幕末期の著名な刀工といえば、源清麿の名があがるだろう。酒に溺れながらも、数々の名刀を世に送り出した名匠はどのような人物なのか。
「幕末の名工、源清麿は酒好きで激烈な生涯を送ったことでも有名だ。
清麿は文化10年(1813)3月、山浦信友の次男として生まれる。美少年ともっぱらの評判だった清麿は、10代半ばで結婚したが刀鍛冶への志が強く、妻子を残し天保2年(1831)、松代城下で鍛刀を始めた。
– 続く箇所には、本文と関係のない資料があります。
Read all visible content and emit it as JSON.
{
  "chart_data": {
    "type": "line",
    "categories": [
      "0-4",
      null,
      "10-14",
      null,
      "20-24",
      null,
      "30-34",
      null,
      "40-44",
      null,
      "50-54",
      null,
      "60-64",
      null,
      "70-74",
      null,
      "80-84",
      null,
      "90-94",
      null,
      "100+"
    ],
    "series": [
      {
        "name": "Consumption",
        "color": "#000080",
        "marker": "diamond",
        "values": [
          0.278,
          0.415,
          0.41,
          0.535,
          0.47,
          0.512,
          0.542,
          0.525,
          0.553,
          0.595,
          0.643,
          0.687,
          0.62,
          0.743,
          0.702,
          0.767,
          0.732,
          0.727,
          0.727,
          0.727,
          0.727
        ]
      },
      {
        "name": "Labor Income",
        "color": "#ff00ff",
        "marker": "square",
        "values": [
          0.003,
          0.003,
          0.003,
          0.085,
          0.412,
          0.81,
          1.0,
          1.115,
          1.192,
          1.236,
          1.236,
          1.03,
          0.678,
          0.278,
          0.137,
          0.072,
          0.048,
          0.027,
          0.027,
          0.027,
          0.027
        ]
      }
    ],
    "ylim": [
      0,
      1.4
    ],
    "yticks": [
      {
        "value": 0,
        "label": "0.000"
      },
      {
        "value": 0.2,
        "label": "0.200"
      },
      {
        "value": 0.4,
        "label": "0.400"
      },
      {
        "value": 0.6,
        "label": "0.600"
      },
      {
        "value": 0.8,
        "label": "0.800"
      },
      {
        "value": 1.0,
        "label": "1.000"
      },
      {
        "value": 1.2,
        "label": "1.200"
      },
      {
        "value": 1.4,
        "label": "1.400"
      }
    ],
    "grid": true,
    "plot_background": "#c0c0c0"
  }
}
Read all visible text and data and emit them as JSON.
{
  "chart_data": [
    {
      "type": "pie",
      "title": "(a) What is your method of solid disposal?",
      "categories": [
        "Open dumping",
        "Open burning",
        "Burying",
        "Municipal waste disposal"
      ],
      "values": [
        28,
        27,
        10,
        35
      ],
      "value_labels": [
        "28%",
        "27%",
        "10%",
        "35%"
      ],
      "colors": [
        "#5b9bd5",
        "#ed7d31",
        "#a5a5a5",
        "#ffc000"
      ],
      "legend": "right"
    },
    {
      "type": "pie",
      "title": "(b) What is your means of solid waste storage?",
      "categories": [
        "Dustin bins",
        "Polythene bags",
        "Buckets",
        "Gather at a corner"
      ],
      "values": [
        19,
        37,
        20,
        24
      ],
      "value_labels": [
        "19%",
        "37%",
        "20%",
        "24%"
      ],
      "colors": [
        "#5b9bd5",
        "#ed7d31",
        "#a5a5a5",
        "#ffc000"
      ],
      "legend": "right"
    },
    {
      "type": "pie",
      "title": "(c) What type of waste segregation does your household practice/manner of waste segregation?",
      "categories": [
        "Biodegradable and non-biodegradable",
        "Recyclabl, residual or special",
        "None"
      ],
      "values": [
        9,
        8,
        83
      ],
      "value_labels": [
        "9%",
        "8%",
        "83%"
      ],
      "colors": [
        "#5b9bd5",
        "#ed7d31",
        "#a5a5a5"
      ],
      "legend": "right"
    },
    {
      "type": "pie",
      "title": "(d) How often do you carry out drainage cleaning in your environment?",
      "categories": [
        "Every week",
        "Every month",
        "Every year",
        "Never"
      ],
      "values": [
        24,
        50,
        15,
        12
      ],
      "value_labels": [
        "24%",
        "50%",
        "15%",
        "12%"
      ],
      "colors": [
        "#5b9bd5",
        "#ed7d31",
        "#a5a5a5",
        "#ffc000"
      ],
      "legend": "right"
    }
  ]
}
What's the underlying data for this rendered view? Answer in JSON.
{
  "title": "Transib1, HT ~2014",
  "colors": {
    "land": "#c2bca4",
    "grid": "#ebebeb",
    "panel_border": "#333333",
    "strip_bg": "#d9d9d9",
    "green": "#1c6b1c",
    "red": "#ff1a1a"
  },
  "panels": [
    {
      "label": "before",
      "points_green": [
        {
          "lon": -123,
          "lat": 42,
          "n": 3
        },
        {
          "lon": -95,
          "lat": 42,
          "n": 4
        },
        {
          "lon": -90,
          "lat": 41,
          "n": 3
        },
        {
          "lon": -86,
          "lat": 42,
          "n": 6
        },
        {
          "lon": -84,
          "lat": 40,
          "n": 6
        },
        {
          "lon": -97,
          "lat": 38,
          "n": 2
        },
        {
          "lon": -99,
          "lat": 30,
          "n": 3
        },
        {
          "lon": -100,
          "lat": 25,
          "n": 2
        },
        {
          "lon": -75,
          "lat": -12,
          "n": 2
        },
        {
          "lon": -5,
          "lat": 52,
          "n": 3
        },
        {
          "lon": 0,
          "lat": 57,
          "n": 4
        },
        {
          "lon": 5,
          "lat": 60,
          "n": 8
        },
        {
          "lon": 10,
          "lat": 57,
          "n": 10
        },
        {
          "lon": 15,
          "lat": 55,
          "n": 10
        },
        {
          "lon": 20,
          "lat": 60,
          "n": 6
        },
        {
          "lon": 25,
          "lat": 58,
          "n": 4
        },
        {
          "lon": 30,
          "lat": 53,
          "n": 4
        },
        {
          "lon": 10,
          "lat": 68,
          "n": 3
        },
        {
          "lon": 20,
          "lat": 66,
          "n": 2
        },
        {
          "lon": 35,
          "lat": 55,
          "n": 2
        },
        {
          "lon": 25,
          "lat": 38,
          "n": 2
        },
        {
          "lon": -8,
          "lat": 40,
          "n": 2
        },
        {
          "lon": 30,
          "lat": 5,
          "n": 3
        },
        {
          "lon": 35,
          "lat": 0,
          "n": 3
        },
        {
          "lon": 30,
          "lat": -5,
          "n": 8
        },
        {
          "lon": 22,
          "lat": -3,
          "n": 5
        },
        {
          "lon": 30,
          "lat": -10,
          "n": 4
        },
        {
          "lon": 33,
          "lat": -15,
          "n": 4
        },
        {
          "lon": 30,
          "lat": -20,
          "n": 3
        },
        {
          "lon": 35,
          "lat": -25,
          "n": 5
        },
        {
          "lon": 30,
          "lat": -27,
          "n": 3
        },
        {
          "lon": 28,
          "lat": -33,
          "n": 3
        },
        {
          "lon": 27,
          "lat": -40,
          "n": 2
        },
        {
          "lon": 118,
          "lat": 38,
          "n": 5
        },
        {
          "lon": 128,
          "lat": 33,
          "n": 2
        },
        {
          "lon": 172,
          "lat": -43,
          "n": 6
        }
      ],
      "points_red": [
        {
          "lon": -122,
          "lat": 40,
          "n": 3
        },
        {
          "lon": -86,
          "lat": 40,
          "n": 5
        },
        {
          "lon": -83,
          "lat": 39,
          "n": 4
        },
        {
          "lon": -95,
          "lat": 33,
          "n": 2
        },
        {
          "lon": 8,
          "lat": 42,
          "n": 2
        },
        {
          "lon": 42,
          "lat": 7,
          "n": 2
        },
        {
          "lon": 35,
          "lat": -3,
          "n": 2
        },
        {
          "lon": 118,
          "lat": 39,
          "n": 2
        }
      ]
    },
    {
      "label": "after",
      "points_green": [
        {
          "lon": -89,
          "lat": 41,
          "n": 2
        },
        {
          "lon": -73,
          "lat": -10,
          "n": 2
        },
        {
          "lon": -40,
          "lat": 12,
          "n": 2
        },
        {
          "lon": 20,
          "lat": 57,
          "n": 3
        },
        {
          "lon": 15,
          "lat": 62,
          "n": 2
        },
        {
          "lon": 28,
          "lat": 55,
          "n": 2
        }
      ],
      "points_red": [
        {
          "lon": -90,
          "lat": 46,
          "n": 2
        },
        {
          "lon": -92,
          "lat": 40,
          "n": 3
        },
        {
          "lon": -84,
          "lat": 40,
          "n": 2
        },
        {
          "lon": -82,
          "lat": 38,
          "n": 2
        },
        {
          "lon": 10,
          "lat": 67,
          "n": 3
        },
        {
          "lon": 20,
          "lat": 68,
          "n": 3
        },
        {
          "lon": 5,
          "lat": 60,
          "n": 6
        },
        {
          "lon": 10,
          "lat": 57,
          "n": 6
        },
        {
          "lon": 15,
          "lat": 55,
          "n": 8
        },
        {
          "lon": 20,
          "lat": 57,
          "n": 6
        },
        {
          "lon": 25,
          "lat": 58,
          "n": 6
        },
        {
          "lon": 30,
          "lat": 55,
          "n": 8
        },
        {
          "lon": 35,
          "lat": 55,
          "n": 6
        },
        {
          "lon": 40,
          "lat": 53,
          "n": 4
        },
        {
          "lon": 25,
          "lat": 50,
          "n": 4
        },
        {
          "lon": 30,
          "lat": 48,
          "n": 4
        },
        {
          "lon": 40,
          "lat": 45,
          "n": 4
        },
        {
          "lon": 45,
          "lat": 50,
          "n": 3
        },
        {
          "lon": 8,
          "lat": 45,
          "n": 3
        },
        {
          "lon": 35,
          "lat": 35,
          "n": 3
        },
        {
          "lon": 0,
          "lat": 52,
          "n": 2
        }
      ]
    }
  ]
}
天保5年には、江戸に向かい、真田のつてで窪田清音のもとで学んだ。天保10年頃に独立。清音は、ひとり三両掛の武器講を集め、100口の応募があり、これを清麿に依頼していた。ところが清麿は仕事を放り投げて突然出奔、長州へと旅立つ。気分で作る名人肌の清麿にとって、毎月の作刀に縛られることは苦痛であったのだろう。1年間、長州で作刀した後、清麿は江戸へと戻り、清音に許され再び交流を始めた。
江戸での清麿は、四谷あたりで作刀し多くの弟子を取った。
自分の思う通りの作刀がままならなくなり、自らの命を絶った。それが自分が溺れた酒のせいだとしても、壮絶なる刀へのこだわりである。